Sulphate is a naturally occurring anionic nutrient found almost in all aquatic ecosystems,
which may undergo transformation to sulphur or hydrogen suphide (Berner and Berner, 1987;
Drusila et al., 2005). Although, the maximum sulphate content was detected during monsoon
period (74mg/L) of station 8, during the study which may be due to the mixing of decomposed
organic substances, but it was within the prescribed limits. The reason for low content of
sulphate recorded in the present study was due to the absence of strong industrial pollution in the
sampling stations. The same trend was observed in Alagananda and Bhagirathi river
(Chakrapani, 2006). Some authors have suggested that the higher sulphate content in the rivers
and the flushing of these ions into the river from surface runoff during spring rains and decreases
during dry periods. (Qadri et al., 1981; ShyamSunder, 1988; Umamaheswari and Saravanan,
2009).
Iron is considered to be the most essential element of all organisms.
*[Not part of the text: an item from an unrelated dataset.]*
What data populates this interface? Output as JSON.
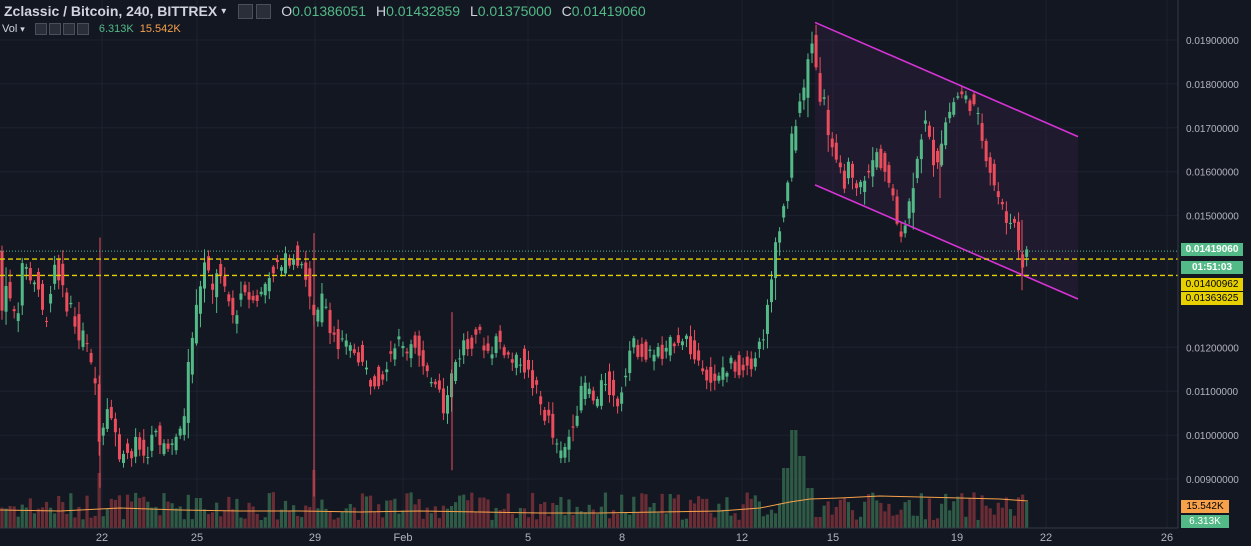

It is present in
haemoglobin and myoglobin systems. Presence of iron content makes the water turbid,
discolored and imparts an astringent taste when water contains iron concentration above the
permissible limit (1 mg/L) in drinking water (Aowal, 1981; Shahnawaz and Singh, 2009). From
the data on the seasonal distribution of iron, it is clear that the iron content in the surface water of
rivers substantially increased during monsoon season and lowest levels observed during post-
monsoon season, the values were from 0 mg/L to 3.59 mg/L. This result agreed with the findings
of Sharma and Pandey (1999) Madhyastha (1996) and Shaikh (2009), in the rivers Ramaganga,
Nethravathi and Godawari. Kaushik et al., (2001) found the concentrations of 0.07 mg/L to
0.94mg/L in upper region of Yamuna river. Tiwari et al. (2005) analysed the water quality of
Ganga river in Bihar, and reported the iron content was 0.21 mg/ L during summer and 0.49
mg/L during rainy season. The increased level of iron content in the present study may be due to
the mixing of industrial waste, waste dumping by the village people into the river system.